The Green Army, the second-lowest ranked team in the tournament, upset the odds to reach the last two in London, but were outclassed in yesterday’s loss to defending champions Holland.
Graham Shaw’s side will receive a civic reception hosted by the Lord Mayor of Dublin this evening in honour of their achievement.
Ireland’s previous best finish in the competition was 11th place in 1994, and Mullan feels the team have helped create a lasting legacy.
“We’ve been living in a bit of a bubble so I don’t think we really realise what is going on at home so that’s something really exciting to go back to,” said Mullan.
“I really think we’ve put hockey on the map and we’ve made a real difference.
“You always say at the start of each tournament you want to inspire the next generation and sometimes you don’t really think about it, but now I think we’ve definitely done that and it’s more than we ever could have imagined.
“We wanted to come here and cause an upset, and flip me, we’ve caused an upset. All the girls have enjoyed every single second of it.

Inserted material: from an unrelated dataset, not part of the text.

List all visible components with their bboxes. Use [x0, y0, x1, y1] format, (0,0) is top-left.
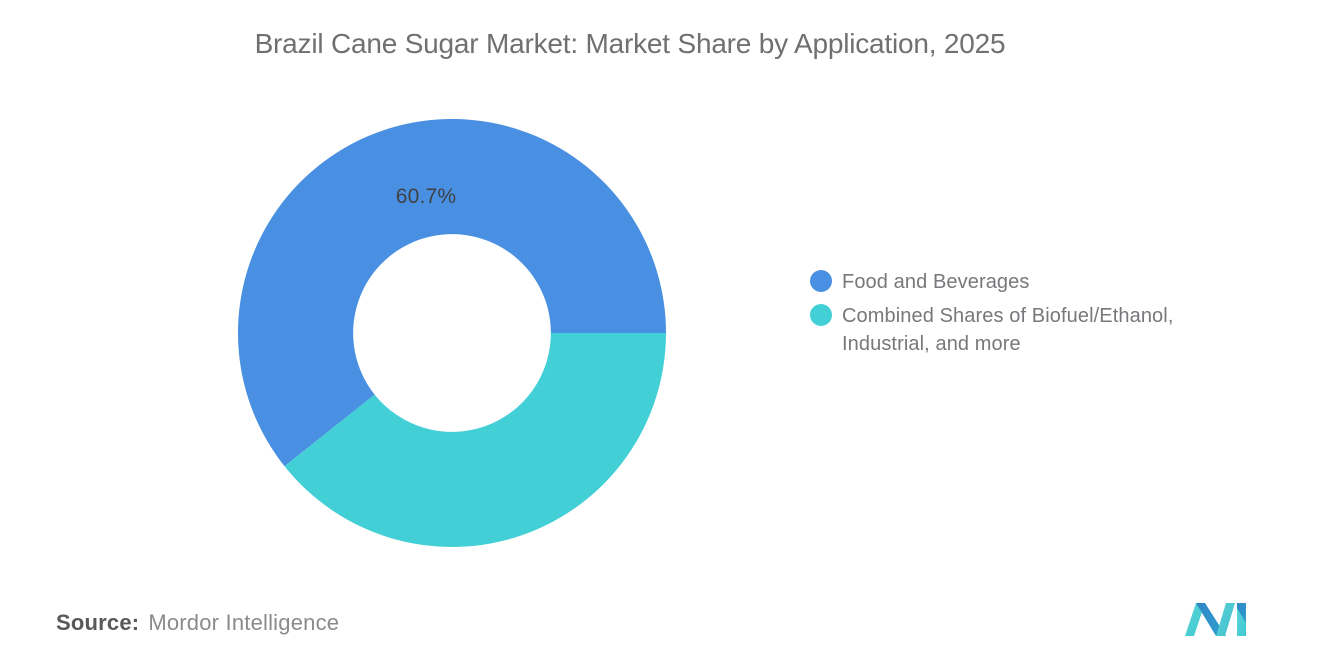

“It’s stories like this, this is why we all play sport and it’s amazing talking to people from other nations. Literally everyone was behind us because we did something really, really special. I’m just so proud of the girls.”
The free-scoring Dutch, who registered 29 goals in five matches to reach the final, retained the trophy won on home soil four years ago with ease and have now won the competition a record eight times.
Goals from Lidewij Welten, Kelly Jonker, Kitty van Male, Malou Pheninckx, Marloes Keetels and Caia van Maasakker earned their emphatic win at the Lee Valley Hockey Stadium.
Dutch coach Alyson Annan said: “We did what we had to do and I’m really proud of them.”